Agar Jaringan Lebih Efisien, XL Axiata Minta Pemerintah Matikan Jaringan 3G

Jakarta, – Dengan diluncurkannya 5G pada Mei lalu, industri selular Indonesia telah memasuki era baru. Setelah komersial layanan 5G oleh Telkomsel, Indosat Ooredoo dan XL Axiata, operator dibawah Sinar Mas Group, Smartfren juga bersiap menggelar layanan serupa.
Dalam gelaran “Indonesia 5G Conference” yang diselenggarakan secara daring oleh Selular Media Network (SMN), Chief Technology Officer Smartfren Shurish Subbramaniam, mengungkapkan tahapan 5G yang saat ini tengah dilakukan.
Menurutnya, untuk tahun ini, Smartfren akan melakukan Uji Laik Operasi (ULO) jaringan 5G. ULO akan dilakukan pada akhir tahun atau Desember 2021 mendatang. Sedangkan, tahun depan Smartfren menargetkan meraih SKLO 5G dari Kominfo dan menggelar 5G di beberapa area.
“Timeline kita saat ini ULO dulu sebelum akhir tahun, selanjutnya tergantung pada kesiapan ekosistem di frekuensi 2,3 GHz, kami akan menggelar layanan 5G di area yang dipilih,” jelas Shurish, Selasa (26/10).
Persoalan frekwensi memang menjadi isu kritikal operator dalam menggelar 5G. Isu lain yang tak kalah penting menyangkut pengembangan ekosistem dan use cases (kasus penggunaan).
Karenanya menurut Shurish, diperlukan kolaborasi seluruh stake holder, terutama pemerintah dalam menyediakan frekwensi khusus bagi 5G agar layanan yang diberikan operator kepada pelanggan, baik consumer maupun enterprise bisa berjalan optimal.
Selain ketersediaan frekwensi, isu lain yang mengemuka adalah menyangkut pengelolaannya, terutama spectrum 3G. Menurut I Gede Dharmayusa, Director/CTO XL Axiata, demi mendorong efisiensi jaringan, sebaiknya pemerintah tak segan untuk mengambil kebijakan menghentikan layanan 3G
“Dihentikannya layanan 3G akan membuat operator lebih leluasa dalam memanfaatkan spectrum untuk kepentingan yang lebih luas, termasuk 5G”, ujar Gede.

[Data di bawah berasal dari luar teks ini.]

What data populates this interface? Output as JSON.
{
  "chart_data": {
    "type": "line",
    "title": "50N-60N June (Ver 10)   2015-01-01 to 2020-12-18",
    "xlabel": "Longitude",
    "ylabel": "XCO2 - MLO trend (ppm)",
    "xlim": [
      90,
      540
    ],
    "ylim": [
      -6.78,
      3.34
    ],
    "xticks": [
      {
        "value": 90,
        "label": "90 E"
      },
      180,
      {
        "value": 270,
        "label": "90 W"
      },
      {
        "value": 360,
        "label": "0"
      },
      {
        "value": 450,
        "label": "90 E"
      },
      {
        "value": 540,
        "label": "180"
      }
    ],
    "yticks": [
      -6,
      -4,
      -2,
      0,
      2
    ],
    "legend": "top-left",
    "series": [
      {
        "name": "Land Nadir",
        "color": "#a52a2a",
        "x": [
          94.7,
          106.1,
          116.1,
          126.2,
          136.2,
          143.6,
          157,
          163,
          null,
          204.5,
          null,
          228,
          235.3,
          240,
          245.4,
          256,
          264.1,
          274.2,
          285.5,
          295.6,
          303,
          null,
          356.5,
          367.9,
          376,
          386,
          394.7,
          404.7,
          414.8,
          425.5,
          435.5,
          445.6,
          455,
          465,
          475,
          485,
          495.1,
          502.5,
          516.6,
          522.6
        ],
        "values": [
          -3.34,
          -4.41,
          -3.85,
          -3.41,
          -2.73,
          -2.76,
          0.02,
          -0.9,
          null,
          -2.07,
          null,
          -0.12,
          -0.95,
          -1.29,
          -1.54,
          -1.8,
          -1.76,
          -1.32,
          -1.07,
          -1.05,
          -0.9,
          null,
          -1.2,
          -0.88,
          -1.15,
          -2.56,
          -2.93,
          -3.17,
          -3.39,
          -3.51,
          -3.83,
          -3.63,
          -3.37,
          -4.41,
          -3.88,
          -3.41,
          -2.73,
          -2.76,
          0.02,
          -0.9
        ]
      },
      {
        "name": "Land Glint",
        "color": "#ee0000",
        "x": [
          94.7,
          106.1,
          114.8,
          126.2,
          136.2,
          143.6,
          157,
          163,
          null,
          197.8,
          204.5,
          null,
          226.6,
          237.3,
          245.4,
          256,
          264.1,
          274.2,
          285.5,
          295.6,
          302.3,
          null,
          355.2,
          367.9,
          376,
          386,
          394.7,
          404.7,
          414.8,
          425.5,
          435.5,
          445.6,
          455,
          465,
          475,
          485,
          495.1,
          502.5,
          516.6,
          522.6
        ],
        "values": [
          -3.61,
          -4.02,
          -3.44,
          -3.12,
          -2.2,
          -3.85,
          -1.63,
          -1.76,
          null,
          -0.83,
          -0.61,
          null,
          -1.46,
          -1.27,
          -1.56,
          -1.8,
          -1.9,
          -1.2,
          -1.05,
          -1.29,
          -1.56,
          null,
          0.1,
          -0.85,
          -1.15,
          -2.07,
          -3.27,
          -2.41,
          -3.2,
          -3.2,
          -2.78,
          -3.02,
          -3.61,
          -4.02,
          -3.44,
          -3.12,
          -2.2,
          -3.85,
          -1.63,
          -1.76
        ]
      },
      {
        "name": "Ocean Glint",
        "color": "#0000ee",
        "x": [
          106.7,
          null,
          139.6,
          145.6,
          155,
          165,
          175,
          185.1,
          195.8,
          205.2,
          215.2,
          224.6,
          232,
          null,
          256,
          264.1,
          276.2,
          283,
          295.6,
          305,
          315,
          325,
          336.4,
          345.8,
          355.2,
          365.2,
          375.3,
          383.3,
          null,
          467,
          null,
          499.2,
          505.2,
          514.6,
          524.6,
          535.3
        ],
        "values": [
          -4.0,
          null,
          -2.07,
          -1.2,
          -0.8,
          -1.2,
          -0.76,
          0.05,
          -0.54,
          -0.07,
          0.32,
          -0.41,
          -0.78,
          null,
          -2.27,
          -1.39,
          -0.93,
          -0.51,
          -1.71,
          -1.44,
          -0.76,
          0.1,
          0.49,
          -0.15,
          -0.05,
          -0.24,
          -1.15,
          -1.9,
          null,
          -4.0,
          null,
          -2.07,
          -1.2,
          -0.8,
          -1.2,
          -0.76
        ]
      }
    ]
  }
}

Saat ini kebijakan penghentian layanan 3G memang diserahkan kepada operator. Sebagian operator juga sudah secara bertahap menghentikan layanan 3G dan mengalihkannya ke 4G. Namun jika keputusan penghentian 3G ditetapkan oleh regulator, maka hal itu tidak akan menimbulkan polemik di masyarakat, tambah Gede.
Tak dapat dipungkiri, meski layanan 4G sudah mulai merata di seluruh Tanah Air, masih banyak pengguna yang memanfaatkan layanan 3G, terutama untuk mengakses internet.
Dengan kata lain, masih banyak SIM card 3G yang beredar di masyarakat, sehingga operator perlu berhati-hati. Pasalnya memadamkan 3G tanpa sepengetahuan pelanggan akan merugikan mereka. Di sisi lain, operator juga bisa kehilangan pelanggan karena terputusnya layanan.
Di sisi lain, lembaga kajian telekomunikasi global, Open Signal dalam laporannya mencatat, operator selular di Indonesia melakukan pendekatan yang berbeda untuk menghadapi kelangkaan spektrum.
Open Signal dalam hal ini menekankan, pentingnya untuk memperbaharui spektrum 3G untuk beralih ke 4G, ketika Indonesia sedang membuat langkah untuk mengadopsi jaringan kelima.
Dan catatannya memang tidak mudah, mengingat sebagian besar masyarakatnya masih bergantung kepada jaringan 3G.
Itu artinya, operator di Indonesia menghadapi tantangan dalam mematikan jaringan 3G sepenuhnya. Operator dalam menggunakan kembali spektrum 3G tersebut untuk mengefisiensikan teknologi 4G saat ini, dan juga untuk layanan 5G.